Часть 1
17 сентября 2016 г., 16:04
From the growth underneath the closed mouth
You’ll catch if you listen
Rack-trapped cubist vowels.
Bauhaus — Mask.
Два мальчика смотрели друг на друга. Один из них — ходячий — вошёл в комнату и застыл на пороге, уставившись на хозяина, сидевшего в коляске. Незваный гость всего лишь искал пустую палату или подсобку, где можно было не задыхаться. Он думал, что все младшие, и колясники в том числе, выходили в это время из палат, играли в карты, воровали у старших курево. Они смотрели на него, как на прокаженного. Даже среди этих он отличился. Он выбивал им зубы, бил в живот, а после — со злой радостью выискивал оставленные раны и синяки. Он всегда дрался. Без повода. Его это умиротворяло. Ни выговоры, ни удары, ни пинки собравшихся в кучу калеченных на него не действовали.

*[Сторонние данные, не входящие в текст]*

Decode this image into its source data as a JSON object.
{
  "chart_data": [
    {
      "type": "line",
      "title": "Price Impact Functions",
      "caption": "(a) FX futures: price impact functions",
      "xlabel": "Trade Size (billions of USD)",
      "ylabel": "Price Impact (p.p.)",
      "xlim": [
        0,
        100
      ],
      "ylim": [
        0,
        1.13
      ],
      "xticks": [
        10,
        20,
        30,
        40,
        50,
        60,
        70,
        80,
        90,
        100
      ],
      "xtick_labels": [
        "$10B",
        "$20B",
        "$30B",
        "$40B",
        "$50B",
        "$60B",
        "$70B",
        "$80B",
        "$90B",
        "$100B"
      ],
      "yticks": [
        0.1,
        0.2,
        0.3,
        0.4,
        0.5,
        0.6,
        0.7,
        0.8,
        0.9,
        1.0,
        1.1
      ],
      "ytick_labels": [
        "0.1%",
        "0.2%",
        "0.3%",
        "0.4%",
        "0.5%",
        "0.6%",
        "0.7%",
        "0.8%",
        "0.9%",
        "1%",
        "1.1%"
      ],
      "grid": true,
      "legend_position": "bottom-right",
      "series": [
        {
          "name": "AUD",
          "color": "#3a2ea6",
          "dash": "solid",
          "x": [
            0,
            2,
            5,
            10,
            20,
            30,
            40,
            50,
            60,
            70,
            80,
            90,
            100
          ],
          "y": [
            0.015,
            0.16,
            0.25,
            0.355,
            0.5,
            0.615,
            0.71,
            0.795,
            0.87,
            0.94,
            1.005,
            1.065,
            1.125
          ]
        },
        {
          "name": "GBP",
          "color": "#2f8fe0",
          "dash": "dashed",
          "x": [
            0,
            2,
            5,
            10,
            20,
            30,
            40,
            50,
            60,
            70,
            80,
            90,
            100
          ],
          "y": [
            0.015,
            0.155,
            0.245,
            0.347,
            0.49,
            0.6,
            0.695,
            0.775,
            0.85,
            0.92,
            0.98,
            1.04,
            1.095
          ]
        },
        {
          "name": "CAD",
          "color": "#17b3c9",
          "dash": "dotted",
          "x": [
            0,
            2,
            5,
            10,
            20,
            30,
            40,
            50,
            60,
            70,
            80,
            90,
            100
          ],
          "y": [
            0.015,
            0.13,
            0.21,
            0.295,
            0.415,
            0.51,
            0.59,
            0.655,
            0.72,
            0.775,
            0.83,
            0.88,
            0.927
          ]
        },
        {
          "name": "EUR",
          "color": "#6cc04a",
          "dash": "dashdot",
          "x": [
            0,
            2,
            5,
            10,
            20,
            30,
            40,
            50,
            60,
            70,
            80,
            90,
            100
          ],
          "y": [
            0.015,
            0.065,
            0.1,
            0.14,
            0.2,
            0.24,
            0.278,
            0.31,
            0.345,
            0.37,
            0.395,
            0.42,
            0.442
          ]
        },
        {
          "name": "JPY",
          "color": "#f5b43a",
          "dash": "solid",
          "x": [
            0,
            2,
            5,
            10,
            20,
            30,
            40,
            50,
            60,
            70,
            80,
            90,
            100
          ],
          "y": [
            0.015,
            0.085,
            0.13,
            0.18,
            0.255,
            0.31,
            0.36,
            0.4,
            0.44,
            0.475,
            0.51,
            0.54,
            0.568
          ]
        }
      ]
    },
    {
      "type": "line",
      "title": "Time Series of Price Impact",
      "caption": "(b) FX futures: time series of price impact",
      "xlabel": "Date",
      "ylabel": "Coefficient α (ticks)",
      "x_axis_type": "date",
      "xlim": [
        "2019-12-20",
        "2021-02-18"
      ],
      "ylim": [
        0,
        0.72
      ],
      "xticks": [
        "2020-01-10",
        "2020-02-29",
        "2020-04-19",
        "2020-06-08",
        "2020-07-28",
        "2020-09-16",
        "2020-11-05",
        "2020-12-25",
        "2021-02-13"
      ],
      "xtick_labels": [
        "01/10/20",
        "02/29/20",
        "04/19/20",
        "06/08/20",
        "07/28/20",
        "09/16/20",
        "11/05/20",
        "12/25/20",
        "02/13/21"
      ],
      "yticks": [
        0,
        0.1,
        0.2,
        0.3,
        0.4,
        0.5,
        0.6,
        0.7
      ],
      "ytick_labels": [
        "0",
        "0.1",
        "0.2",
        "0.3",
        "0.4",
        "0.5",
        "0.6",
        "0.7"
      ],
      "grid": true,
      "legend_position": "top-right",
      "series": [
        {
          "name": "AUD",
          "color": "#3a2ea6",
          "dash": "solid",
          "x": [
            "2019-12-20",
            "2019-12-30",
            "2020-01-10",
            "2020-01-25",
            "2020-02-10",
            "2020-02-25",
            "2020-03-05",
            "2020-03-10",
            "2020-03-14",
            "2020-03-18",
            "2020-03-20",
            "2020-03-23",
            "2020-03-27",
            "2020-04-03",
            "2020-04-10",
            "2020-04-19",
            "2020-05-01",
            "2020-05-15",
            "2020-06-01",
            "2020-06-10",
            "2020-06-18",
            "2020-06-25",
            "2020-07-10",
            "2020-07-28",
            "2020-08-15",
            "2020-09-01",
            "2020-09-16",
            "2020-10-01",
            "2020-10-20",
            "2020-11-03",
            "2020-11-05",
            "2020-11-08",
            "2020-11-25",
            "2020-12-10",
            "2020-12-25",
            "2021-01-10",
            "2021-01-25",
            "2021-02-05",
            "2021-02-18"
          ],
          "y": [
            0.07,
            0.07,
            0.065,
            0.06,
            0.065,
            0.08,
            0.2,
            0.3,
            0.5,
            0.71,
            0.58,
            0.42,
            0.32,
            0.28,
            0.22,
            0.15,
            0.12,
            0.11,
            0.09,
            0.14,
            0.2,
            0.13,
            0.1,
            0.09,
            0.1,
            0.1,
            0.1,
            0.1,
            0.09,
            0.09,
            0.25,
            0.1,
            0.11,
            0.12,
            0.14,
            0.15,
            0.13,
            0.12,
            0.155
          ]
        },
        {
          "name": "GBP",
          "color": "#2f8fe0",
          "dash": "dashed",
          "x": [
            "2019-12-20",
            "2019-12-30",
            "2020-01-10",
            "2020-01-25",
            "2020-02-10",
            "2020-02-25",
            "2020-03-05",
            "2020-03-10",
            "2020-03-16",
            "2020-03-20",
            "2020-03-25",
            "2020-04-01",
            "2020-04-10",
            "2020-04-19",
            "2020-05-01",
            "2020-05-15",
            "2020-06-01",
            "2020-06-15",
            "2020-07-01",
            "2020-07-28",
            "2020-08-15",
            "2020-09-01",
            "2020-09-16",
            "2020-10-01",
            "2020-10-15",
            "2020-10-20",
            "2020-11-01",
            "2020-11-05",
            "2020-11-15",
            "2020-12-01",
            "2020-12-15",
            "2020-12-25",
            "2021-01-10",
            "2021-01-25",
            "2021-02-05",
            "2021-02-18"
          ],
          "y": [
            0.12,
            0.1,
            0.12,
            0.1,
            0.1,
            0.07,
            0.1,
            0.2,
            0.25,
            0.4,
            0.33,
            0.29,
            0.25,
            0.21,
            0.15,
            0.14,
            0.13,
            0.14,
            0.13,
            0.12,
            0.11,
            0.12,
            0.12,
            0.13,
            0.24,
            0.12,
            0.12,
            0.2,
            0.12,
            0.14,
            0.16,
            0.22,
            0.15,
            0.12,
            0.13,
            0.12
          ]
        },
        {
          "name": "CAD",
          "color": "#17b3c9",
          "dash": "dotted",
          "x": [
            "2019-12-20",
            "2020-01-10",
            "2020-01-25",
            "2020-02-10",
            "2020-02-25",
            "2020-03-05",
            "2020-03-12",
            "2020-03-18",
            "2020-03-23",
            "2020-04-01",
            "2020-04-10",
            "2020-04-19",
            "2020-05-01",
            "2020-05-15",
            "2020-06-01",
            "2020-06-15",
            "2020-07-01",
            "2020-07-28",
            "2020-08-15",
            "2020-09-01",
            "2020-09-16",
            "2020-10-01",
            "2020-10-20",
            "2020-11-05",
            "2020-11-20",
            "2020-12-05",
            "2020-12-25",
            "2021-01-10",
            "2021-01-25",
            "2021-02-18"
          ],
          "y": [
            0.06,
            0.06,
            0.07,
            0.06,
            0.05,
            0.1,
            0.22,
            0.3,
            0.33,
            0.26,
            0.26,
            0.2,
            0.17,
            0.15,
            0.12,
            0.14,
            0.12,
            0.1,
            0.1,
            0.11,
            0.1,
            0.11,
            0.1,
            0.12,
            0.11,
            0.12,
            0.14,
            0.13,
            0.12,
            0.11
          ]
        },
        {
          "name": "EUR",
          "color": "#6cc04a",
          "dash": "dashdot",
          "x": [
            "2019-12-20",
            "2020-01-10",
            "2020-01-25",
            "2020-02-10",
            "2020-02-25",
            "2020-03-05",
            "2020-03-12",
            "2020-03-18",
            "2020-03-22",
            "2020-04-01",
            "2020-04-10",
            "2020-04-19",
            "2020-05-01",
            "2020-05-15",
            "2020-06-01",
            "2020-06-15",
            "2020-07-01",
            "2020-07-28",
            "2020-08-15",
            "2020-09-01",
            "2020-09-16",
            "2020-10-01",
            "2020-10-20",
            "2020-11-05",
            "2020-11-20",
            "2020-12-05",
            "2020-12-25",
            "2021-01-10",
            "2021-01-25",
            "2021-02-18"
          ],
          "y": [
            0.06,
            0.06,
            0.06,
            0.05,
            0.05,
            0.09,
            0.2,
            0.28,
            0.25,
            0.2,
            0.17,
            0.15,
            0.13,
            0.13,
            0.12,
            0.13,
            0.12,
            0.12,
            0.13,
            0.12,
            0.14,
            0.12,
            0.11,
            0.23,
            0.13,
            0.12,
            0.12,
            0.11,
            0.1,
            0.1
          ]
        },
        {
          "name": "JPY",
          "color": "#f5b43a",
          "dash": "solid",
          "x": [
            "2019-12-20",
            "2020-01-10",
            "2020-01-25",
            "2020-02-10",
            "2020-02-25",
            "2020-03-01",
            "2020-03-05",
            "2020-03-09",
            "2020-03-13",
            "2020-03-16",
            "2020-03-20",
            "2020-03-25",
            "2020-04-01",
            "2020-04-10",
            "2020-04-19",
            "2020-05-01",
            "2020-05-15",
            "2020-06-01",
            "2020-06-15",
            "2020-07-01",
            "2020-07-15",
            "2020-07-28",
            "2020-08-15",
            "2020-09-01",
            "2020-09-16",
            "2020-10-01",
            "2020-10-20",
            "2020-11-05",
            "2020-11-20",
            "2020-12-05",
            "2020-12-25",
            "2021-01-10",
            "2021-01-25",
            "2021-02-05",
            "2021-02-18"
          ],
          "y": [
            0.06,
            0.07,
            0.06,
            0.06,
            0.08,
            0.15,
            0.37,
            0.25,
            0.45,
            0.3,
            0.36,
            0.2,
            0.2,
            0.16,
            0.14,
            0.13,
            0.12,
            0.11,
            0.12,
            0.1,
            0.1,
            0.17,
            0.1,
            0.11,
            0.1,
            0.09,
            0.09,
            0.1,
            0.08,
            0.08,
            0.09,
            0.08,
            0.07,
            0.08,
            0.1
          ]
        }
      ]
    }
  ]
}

Но перед этим, самым уродливым из уродов, он, потрясённый, замер.
Он не знал, что вошёл в дверь, которая для других его ровесников была всё равно что стена.
Он пялился, но Мавр привык — он просто не видел других взглядов. Правда, обычно они были спрятаны, как дерьмо под ковром. Видишь ты или не видишь, а обоняние не подводит. Зато этот выставил дерьмо наружу: «Вот оно, давай, понюхай его!»
— И что, — Мавр не спрашивал, а побуждал к действиям своим старым голосом.
Гость медленно подошёл, взгляд перемещался от лица Мавра, к его ладоням и ступням. Отвращение исчезло, оставив на своём месте потрясение.
Рожа и тело — синяк. Кожа тонкая, как тысячелетняя папиросная бумага, на ладонях — незаживающие язвы. Младенцем Мавр быстро перестал плакать. Долго он не знал, что можно жить без боли, а узнав, не мог понять умом. Боль — такая же часть его, как глаза, волосы или пальцы. Разве у других — иначе?
Гость сел перед Мавром и смотрел на него, а потом показал на своё горло и покачал головой.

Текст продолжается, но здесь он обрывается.